You refresh the page. White screen. 502 Bad Gateway. Your heart rate goes up. A client is calling. The site was fine an hour ago.
502 is the most common server error web administrators encounter — and also one of the most misunderstood. Unlike 404 (not found) or 403 (forbidden), a 502 doesn't point you directly at a file or permission. It means the proxy couldn't get a valid response from upstream. The break is somewhere in the chain between Nginx and your backend.
This guide covers every possible cause — from the obvious (PHP-FPM is down) to the obscure (DNS caching at Nginx startup, SELinux blocking socket access, malformed response headers). We'll go through each one systematically, with the exact commands to diagnose and fix it.
What Does 502 Actually Mean?
The HTTP 502 status code means: "I am a proxy server, and the server I was trying to reach gave me an invalid response (or no response at all)."
In the most common web setup, Nginx acts as a reverse proxy. It receives a request from the user, forwards it to a backend (PHP-FPM, Node.js, Python/Gunicorn, etc.), and returns the response. A 502 means step two failed — Nginx couldn't get a usable response from the backend.
Key insight: 502 is always a server-side problem. The client did nothing wrong. You need to fix something on the server.
502 vs 503 vs 504 — What's the Difference?
| Code | Meaning | Common Cause | Who's at Fault |
|---|---|---|---|
| 502 Bad Gateway | Proxy got invalid/no response from upstream | Backend crashed, wrong socket, misconfiguration | Backend / Config |
| 503 Service Unavailable | Server temporarily overloaded or in maintenance | All workers busy, maintenance mode, rate limiting | Capacity / Load |
| 504 Gateway Timeout | Proxy waited too long for upstream response | Slow database query, heavy computation, network latency | Performance / Timeout |
In practice, 502 and 504 are closely related — a very slow backend can trigger a 504, and a crashed backend causes 502. But the distinction helps narrow down the problem.

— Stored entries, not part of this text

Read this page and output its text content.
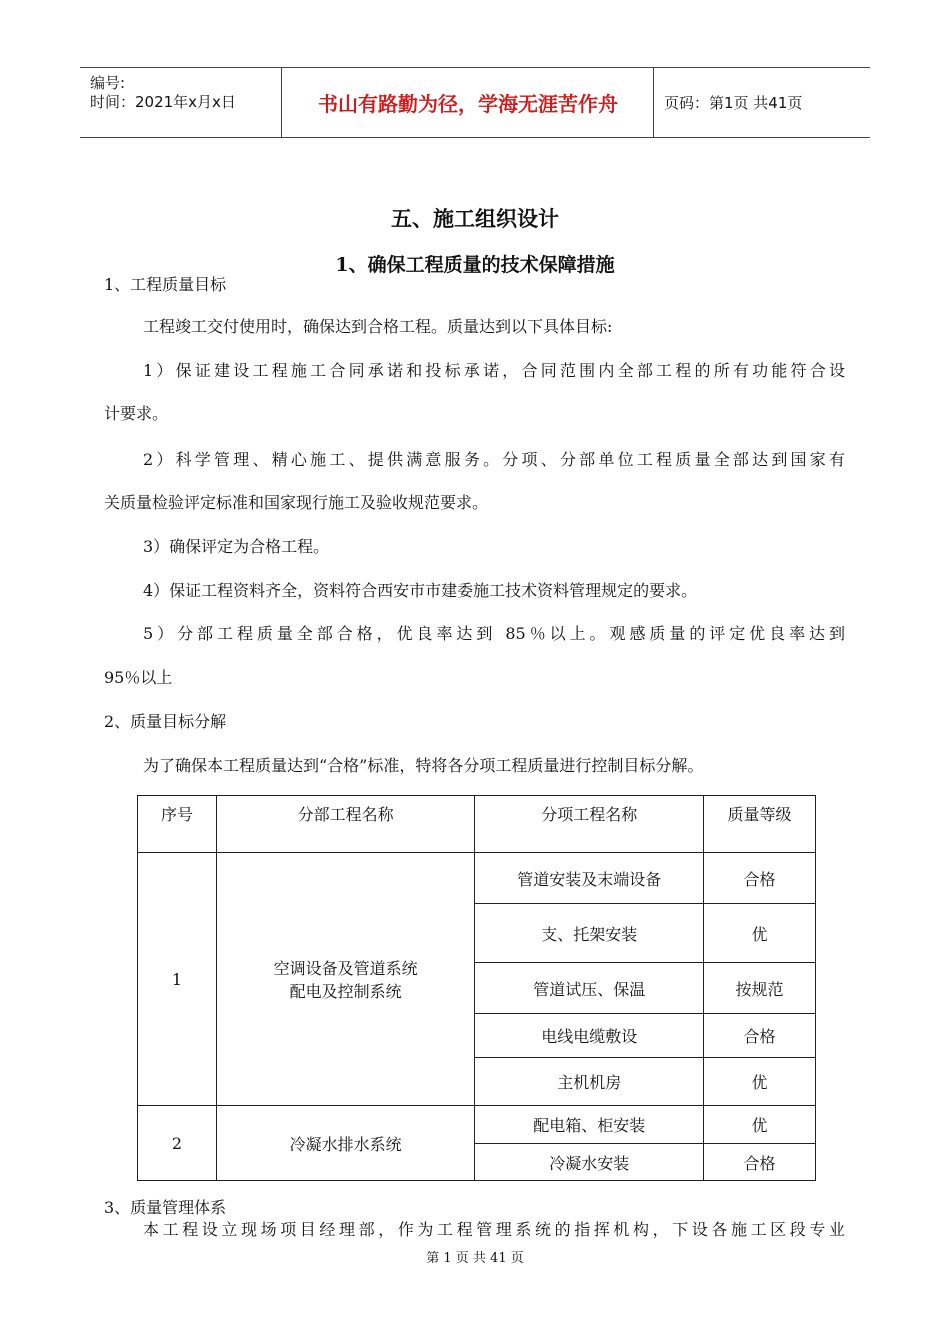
编号:
时间：2021年x月x日	书山有路勤为径，学海无涯苦作舟	页码：第1页 共41页
五、施工组织设计
1、确保工程质量的技术保障措施
1、工程质量目标
工程竣工交付使用时，确保达到合格工程。质量达到以下具体目标:
1）保证建设工程施工合同承诺和投标承诺，合同范围内全部工程的所有功能符合设
计要求。
2）科学管理、精心施工、提供满意服务。分项、分部单位工程质量全部达到国家有
关质量检验评定标准和国家现行施工及验收规范要求。
3）确保评定为合格工程。
4）保证工程资料齐全，资料符合西安市市建委施工技术资料管理规定的要求。
5）分部工程质量全部合格，优良率达到 85％以上。观感质量的评定优良率达到
95％以上
2、质量目标分解
为了确保本工程质量达到“合格”标准，特将各分项工程质量进行控制目标分解。
序号	分部工程名称	分项工程名称	质量等级
1	空调设备及管道系统
配电及控制系统	管道安装及末端设备	合格
		支、托架安装	优
		管道试压、保温	按规范
		电线电缆敷设	合格
		主机机房	优
2	冷凝水排水系统	配电箱、柜安装	优
		冷凝水安装	合格
3、质量管理体系
本工程设立现场项目经理部，作为工程管理系统的指挥机构，下设各施工区段专业
第 1 页 共 41 页
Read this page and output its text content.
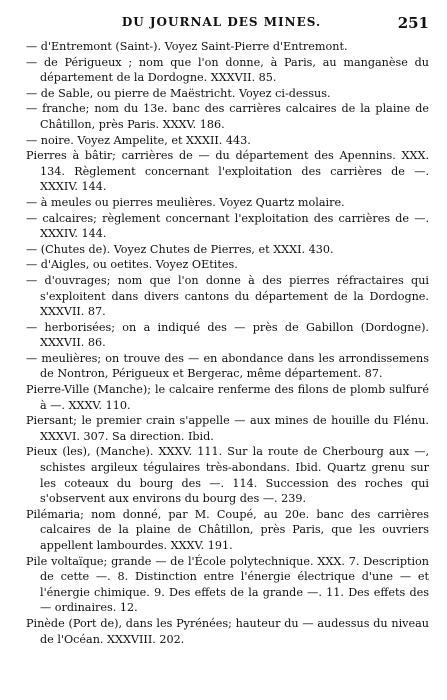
DU JOURNAL DES MINES.	251

— d'Entremont (Saint-). Voyez Saint-Pierre d'Entremont.

— de Périgueux ; nom que l'on donne, à Paris, au manganèse du département de la Dordogne. XXXVII. 85.

— de Sable, ou pierre de Maëstricht. Voyez ci-dessus.

— franche; nom du 13e. banc des carrières calcaires de la plaine de Châtillon, près Paris. XXXV. 186.

— noire. Voyez Ampelite, et XXXII. 443.

Pierres à bâtir; carrières de — du département des Apennins. XXX. 134. Règlement concernant l'exploitation des carrières de —. XXXIV. 144.

— à meules ou pierres meulières. Voyez Quartz molaire.

— calcaires; règlement concernant l'exploitation des carrières de —. XXXIV. 144.

— (Chutes de). Voyez Chutes de Pierres, et XXXI. 430.

— d'Aigles, ou oetites. Voyez OEtites.

— d'ouvrages; nom que l'on donne à des pierres réfractaires qui s'exploitent dans divers cantons du département de la Dordogne. XXXVII. 87.

— herborisées; on a indiqué des — près de Gabillon (Dordogne). XXXVII. 86.

— meulières; on trouve des — en abondance dans les arrondissemens de Nontron, Périgueux et Bergerac, même département. 87.

Pierre-Ville (Manche); le calcaire renferme des filons de plomb sulfuré à —. XXXV. 110.

Piersant; le premier crain s'appelle — aux mines de houille du Flénu. XXXVI. 307. Sa direction. Ibid.

Pieux (les), (Manche). XXXV. 111. Sur la route de Cherbourg aux —, schistes argileux tégulaires très-abondans. Ibid. Quartz grenu sur les coteaux du bourg des —. 114. Succession des roches qui s'observent aux environs du bourg des —. 239.

Pilémaria; nom donné, par M. Coupé, au 20e. banc des carrières calcaires de la plaine de Châtillon, près Paris, que les ouvriers appellent lambourdes. XXXV. 191.

Pile voltaïque; grande — de l'École polytechnique. XXX. 7. Description de cette —. 8. Distinction entre l'énergie électrique d'une — et l'énergie chimique. 9. Des effets de la grande —. 11. Des effets des — ordinaires. 12.

Pinède (Port de), dans les Pyrénées; hauteur du — audessus du niveau de l'Océan. XXXVIII. 202.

The Architecture: Understanding the Chain
Before debugging, you need to understand what's actually happening when a request comes in:
User → [CDN/Cloudflare] → Nginx (reverse proxy) → Backend (PHP-FPM / Node.js / Python)
↓
Database (MySQL / PostgreSQL)
↓
Filesystem (files, sessions, uploads)
A 502 means the connection broke at the Nginx → Backend arrow. Everything to the left of that arrow was fine. Everything to the right of it is where your problem lives.
The backend itself might have crashed, be too slow, be misconfigured, or be blocked by a firewall or security module. Your job is to walk that chain and find the break.
Cause #1: PHP-FPM Is Not Running
This is the most common cause for PHP-based sites. PHP-FPM crashed or was never started, and Nginx can't reach it.
Symptoms in Nginx error log:
connect() to unix:/var/run/php/php8.4-fpm.sock failed (2: No such file or directory)
Diagnose:
# Check FPM status
systemctl status php8.4-fpm
# Or if using a custom init system
/opt/panelica/bin/pn-service status php84
Fix:
systemctl restart php8.4-fpm
But don't just restart and walk away. Check why it stopped:
journalctl -u php8.4-fpm -n 50 --no-pager
Common reasons FPM stops:
- OOM killer terminated it (check
dmesg | grep -i oom) - Config file error after a change (check
php-fpm8.4 -t) - Corrupt pool configuration
- All workers crashed due to a fatal PHP error in a shared script
Cause #2: PHP-FPM Socket or Port Mismatch
PHP-FPM is running, but Nginx is pointing at the wrong socket path or port. This is a configuration mismatch — one of the most frustrating 502 causes because both services are healthy, they just can't find each other.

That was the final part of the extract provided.